«Les prétentions de Pékin sont illégales»
Daniel Schaeffer, général français à la retraite, livre son analyse
Les différends qui opposent les Etats voisins de la mer de Chine du Sud sont complexes puisque se superposent les droits territoriaux, maritimes et aériens, explique Daniel Schaeffer, membre du groupe de réflexion Asie 21.
Le Temps: Les prétentions chinoises sont-elles justifiées? Daniel Schaeffer:
Pas du tout. C’est absolument illégal. Pékin revendique 80 à 90% de la superficie de la mer de Chine du Sud, qui correspond à celle de Méditerranée. Ses prétentions ont évolué depuis 1947. On parle d’une carte chinoise qui délimite ce territoire par neuf traits. Depuis 2013, il y en a dix, et cela englobe Taïwan.
– Comment ce discours a-t-il évolué?
– Il y a en fait différentes interprétations en Chine même. Il y a une école qui défend l’idée d’une mer historique. Cela n’a aucune valeur au regard de la Convention des Nations unies sur le droit de la mer (CNUDM). Une autre école parle de mer territoriale. Ce n’est pas plus légitime. Pourtant la Chine entreprend sur l’archipel des Spratleys des constructions faramineuses. De leur point de vue, cela leur appartient.
– Quel Etat reconnaît les cartes chinoises?
– Aucun. A part Taïwan, que Pékin considère comme un territoire rebelle.
– La Chine a pourtant signé et ratifié la CNUDM?
– Oui. Mais on parle ici de différents litiges. Il y a d’abord un litige territorial. Dans ce cas, c’est la Cour internationale de justice qui est compétente. Il y a ensuite un litige sur le partage des eaux. Dans ce cas, il y a au moins deux cours compétentes pour trancher, une à La Haye, l’autre à Hambourg. La CNUDM comporte des articles et des annexes qui peuvent prêter à des interprétations différentes. Les prétentions chinoises mordent sur toutes les zones économiques exclusives, reconnues par la CNUDM, des autres pays. Les Philippines ont fini par déposer un recours en 2013 auprès de la Cour permanente d’arbitrage de La Haye. Mais la Chine temporise et argue du fait que la CNUDM stipule qu’en cas de conflit, les Etats doivent négocier entre eux. La Haye doit bientôt déclarer si elle est compétente ou pas. Mais il se pourrait que les Philippines aient mélangé les questions de souveraineté territoriale et de partage des eaux.
– Que dit le droit quant au survol des îles construites par la Chine par un avion de surveillance américain?

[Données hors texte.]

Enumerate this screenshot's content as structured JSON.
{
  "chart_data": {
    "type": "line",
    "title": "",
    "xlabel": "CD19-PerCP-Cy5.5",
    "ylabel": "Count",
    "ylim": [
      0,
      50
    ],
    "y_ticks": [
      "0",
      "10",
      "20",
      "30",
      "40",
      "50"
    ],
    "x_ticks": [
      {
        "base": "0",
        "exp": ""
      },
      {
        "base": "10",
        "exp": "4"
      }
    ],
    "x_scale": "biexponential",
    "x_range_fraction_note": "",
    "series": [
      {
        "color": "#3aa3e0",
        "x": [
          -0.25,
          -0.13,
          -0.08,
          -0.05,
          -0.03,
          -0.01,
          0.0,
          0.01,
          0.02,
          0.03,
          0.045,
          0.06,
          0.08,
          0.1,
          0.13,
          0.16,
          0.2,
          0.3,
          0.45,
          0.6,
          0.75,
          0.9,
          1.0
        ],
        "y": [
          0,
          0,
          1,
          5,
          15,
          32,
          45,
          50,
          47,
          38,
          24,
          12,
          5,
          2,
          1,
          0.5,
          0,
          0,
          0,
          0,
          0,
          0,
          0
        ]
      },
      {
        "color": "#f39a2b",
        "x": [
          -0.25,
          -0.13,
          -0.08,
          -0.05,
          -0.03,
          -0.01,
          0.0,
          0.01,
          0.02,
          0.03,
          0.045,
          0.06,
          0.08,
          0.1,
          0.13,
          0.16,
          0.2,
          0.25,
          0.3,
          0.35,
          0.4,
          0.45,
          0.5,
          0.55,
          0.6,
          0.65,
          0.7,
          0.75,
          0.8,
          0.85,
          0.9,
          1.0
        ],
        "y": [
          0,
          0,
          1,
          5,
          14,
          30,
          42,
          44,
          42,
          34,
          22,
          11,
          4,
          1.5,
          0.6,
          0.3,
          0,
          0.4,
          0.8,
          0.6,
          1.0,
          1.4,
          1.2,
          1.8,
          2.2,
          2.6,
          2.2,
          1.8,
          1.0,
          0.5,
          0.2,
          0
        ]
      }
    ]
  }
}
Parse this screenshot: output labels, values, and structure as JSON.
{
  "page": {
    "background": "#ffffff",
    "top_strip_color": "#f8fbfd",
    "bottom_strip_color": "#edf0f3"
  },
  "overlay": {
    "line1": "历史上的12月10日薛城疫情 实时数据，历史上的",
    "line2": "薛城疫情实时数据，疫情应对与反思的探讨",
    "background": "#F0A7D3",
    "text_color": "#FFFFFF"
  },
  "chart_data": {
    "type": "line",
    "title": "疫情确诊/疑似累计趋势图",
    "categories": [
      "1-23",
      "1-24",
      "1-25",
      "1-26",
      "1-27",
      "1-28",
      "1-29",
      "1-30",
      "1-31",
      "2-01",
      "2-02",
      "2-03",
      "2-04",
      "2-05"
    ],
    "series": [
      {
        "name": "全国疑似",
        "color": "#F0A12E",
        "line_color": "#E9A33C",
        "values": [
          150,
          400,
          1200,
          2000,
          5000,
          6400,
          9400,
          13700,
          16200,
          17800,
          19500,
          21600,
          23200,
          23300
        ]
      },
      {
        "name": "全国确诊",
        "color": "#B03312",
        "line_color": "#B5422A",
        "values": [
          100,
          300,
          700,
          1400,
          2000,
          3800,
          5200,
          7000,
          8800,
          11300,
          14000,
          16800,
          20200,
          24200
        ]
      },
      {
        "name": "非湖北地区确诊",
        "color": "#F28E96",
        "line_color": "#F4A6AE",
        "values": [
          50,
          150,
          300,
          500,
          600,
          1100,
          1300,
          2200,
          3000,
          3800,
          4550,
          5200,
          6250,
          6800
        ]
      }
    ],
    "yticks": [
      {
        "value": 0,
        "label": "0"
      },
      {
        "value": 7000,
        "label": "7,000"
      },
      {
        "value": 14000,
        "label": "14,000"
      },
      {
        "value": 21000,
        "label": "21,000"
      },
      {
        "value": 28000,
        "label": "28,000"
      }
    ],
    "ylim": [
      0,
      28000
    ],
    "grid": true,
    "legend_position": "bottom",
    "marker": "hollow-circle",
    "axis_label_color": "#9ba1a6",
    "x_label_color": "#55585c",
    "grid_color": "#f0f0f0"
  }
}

– C’est parfaitement légal. Une fois de plus, nous sommes au-dessus d’une mer internationale que la Chine essaie de s’approprier. La mer de Chine du Sud, en l’état, reste ouverte. Les Etats-Unis, le Japon et tous les Etats de la région se battent pour qu’elle le reste. Le problème est que la Chine risque de décréter une zone d’identification et de défense aérienne comme elle l’a fait en mer de Chine de l’Est.
– Est-ce légal?
– Qu’à moitié. Là aussi, il y a diverses interprétations. La Chine pourrait remettre en question toutes les règles de vols dans la région. Il y a un vrai danger pour l’aviation civile. Propos recueillis par F. K.